Phased message strategy
IMOB evaluated the effectiveness of a phased message strategy, that gives drivers information piece by piece. First, dynamic signs inform them about what has happened and about which exit they need to take to reach to their destination (e.g. accident E313 direction Antwerp + Liège, take Exit 27). When arriving at the exit, the drivers get informed about the letter from the alphabet they have to follow (e.g. for Antwerp – follow route F). The direction is indicated at the end of the exit, where the drivers turn onto a national road (e.g. Route F – to the left).

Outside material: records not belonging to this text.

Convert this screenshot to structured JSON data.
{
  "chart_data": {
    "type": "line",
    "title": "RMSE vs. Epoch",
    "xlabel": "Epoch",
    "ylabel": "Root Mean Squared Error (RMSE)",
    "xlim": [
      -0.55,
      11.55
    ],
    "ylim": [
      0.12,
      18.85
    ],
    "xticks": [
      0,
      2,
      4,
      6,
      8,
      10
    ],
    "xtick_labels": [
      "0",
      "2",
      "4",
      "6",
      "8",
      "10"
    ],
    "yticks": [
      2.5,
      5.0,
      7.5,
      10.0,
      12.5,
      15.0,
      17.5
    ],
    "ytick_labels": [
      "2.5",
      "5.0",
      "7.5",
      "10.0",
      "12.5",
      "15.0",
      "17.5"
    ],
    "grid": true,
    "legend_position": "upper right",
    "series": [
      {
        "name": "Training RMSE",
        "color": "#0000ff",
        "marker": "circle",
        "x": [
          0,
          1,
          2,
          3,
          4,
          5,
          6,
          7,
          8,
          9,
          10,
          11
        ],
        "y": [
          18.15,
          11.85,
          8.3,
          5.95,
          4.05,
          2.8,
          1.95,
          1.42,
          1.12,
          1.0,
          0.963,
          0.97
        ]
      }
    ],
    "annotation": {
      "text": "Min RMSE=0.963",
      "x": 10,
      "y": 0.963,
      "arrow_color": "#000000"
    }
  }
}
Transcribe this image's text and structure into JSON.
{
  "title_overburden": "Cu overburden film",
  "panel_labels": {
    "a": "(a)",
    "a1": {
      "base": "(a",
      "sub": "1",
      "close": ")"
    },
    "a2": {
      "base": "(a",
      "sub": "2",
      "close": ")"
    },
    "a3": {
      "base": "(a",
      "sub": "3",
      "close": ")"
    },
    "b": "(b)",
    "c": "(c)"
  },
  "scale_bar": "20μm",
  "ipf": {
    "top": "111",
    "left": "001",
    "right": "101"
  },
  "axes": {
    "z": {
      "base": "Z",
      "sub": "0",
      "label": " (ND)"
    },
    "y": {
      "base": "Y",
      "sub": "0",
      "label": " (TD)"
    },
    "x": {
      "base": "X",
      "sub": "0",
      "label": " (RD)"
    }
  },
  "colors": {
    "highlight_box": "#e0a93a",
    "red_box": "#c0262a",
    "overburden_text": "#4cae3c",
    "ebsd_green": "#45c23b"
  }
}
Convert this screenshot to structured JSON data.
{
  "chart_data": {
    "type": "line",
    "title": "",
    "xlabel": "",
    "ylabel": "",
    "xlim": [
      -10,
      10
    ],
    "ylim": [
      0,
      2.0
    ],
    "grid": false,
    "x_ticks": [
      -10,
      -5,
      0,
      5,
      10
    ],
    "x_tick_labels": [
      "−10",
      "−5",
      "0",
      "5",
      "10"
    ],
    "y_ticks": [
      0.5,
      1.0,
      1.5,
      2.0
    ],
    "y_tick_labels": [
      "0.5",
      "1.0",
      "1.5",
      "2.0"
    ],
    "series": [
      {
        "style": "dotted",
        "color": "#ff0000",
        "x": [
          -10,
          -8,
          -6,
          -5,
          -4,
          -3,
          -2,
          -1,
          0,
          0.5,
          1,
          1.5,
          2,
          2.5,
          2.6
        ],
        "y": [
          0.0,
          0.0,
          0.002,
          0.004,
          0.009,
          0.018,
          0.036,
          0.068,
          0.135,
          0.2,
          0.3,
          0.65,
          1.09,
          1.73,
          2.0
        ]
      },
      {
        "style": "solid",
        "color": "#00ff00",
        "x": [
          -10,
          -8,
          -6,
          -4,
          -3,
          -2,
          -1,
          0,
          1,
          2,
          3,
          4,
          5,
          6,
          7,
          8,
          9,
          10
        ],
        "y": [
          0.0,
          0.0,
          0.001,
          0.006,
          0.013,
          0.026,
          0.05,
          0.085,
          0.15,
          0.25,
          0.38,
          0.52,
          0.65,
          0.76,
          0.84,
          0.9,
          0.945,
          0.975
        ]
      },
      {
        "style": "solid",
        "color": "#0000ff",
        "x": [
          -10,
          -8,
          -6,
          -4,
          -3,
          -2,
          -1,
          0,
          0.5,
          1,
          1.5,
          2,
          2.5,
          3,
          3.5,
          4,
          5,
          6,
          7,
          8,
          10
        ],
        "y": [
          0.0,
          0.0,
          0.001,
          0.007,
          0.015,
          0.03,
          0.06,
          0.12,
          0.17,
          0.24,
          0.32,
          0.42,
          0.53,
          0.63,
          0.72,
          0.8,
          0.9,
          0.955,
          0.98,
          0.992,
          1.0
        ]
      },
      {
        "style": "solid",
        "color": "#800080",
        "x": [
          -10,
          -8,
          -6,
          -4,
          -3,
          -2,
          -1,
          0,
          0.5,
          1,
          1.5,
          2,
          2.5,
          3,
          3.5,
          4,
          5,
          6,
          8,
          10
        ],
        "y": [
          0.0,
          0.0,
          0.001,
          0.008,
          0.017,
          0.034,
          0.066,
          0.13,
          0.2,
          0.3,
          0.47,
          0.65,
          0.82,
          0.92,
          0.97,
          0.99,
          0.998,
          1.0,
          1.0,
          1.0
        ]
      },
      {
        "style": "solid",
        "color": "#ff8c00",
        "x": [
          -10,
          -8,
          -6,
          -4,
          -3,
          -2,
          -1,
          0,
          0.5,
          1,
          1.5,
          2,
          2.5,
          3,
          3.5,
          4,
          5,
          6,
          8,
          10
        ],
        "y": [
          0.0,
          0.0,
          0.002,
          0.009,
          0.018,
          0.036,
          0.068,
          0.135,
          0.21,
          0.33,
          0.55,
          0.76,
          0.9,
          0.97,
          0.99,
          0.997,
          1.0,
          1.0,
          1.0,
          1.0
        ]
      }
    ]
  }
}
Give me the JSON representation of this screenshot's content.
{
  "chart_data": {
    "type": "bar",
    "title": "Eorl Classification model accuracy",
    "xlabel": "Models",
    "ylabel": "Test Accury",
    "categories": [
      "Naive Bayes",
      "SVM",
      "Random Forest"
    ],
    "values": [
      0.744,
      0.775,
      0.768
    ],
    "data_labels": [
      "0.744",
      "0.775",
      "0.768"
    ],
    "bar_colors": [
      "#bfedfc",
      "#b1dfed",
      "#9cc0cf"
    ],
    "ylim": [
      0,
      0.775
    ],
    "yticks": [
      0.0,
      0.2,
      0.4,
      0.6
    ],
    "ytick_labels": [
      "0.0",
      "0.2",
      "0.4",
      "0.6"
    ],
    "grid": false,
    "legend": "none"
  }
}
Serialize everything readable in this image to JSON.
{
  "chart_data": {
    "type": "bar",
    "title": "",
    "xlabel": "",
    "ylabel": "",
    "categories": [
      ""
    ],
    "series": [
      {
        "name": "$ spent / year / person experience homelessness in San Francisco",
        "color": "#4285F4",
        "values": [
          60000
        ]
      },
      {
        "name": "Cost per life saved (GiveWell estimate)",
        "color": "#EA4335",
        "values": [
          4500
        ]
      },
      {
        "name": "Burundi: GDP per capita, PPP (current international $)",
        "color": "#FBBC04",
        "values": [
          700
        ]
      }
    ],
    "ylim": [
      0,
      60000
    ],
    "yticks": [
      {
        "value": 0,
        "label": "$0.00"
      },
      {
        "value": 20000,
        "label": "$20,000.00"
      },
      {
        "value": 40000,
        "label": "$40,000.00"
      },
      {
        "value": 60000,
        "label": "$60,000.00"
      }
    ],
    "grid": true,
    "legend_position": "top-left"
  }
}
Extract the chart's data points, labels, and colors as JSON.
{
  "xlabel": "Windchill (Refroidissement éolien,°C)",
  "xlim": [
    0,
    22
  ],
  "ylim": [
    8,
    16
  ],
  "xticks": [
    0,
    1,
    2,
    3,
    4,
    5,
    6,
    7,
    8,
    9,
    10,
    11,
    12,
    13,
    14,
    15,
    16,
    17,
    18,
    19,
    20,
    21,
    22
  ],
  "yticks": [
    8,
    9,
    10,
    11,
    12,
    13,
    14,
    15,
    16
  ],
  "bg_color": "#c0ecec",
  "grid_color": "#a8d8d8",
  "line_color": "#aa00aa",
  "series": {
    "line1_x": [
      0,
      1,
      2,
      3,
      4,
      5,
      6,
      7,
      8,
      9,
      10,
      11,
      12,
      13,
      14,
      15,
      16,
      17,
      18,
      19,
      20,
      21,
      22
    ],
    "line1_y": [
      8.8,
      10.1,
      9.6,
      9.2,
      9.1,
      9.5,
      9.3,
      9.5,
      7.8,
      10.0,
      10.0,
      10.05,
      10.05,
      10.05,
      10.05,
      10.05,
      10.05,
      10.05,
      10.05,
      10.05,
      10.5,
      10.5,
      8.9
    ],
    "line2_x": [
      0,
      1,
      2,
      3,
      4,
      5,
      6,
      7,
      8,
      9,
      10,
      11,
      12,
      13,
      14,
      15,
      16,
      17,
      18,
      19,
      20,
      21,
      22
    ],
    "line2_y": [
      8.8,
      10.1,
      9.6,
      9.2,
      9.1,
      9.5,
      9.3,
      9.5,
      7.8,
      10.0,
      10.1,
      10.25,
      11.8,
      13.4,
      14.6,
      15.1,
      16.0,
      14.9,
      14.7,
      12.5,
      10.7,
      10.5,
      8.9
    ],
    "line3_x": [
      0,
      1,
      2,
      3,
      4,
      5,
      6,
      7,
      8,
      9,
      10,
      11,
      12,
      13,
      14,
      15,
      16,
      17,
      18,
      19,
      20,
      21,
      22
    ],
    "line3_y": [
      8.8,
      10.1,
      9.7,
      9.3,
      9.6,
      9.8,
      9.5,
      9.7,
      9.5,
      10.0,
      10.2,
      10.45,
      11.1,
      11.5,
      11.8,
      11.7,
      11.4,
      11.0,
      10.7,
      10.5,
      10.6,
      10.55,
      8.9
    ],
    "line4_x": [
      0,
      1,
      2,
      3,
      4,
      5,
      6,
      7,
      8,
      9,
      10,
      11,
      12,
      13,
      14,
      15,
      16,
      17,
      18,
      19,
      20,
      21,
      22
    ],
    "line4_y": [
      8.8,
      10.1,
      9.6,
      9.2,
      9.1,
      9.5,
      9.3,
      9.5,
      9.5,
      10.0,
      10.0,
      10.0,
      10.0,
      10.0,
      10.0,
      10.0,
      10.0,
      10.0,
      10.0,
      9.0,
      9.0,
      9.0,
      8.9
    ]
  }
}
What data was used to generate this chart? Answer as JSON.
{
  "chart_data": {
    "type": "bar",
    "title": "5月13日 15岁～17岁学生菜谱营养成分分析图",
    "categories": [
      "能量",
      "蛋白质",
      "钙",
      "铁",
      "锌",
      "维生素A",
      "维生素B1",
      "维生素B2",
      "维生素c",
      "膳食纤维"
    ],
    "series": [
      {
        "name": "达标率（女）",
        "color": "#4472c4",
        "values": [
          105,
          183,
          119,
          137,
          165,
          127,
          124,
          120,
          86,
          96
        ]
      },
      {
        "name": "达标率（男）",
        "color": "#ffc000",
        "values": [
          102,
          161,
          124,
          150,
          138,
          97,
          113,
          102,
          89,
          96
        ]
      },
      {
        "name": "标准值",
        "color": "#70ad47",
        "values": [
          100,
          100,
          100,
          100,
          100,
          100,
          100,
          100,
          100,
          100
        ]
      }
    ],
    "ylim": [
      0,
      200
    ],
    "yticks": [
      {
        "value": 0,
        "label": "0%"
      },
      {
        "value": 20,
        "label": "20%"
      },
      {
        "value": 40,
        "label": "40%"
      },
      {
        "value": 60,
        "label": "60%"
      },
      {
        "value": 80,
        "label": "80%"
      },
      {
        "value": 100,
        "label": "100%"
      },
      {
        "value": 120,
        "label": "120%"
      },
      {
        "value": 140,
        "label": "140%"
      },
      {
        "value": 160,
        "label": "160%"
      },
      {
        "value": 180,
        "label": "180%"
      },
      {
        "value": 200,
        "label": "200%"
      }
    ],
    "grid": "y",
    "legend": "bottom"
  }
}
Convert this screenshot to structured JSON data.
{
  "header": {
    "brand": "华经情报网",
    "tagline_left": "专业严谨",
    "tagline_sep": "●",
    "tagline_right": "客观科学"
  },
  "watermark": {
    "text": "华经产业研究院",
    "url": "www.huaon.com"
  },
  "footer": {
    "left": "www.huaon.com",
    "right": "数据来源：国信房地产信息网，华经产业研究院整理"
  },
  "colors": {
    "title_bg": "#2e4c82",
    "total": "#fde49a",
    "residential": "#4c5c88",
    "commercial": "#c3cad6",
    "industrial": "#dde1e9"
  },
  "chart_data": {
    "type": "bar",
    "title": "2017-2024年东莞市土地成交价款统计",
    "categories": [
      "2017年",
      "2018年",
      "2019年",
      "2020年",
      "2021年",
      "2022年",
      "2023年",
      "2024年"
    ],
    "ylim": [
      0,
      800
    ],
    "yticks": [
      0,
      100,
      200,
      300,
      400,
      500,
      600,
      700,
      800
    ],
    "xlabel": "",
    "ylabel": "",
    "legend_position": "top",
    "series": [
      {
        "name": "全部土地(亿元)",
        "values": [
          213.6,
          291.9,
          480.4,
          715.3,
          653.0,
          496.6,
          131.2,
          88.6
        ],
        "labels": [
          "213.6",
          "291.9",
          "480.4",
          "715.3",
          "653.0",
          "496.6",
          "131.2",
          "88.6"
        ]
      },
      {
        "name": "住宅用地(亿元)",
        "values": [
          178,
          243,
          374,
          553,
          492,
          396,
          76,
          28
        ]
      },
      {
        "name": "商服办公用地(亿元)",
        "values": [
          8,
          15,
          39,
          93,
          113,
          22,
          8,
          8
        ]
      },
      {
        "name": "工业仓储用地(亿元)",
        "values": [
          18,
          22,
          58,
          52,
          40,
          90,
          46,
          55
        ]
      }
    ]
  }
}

By carrying out a driving simulator study, we identify bottlenecks in the five existing scenarios. The test subjects drove on the motorway E314 coming from Genk/Aken or Brussel/ Leuven. Researchers gave them the instruction to follow a particular direction (e.g. You are on your way to Leuven). Researchers checked whether the drivers followed the right letter code. The images that are projected on the screens in front of the driving simulator, were recorded in advance. We linked the results with the looking behaviour of the test subjects. This study has shown that a phased message strategy seems to work, but IMOB formulated several recommendations to optimize those routes.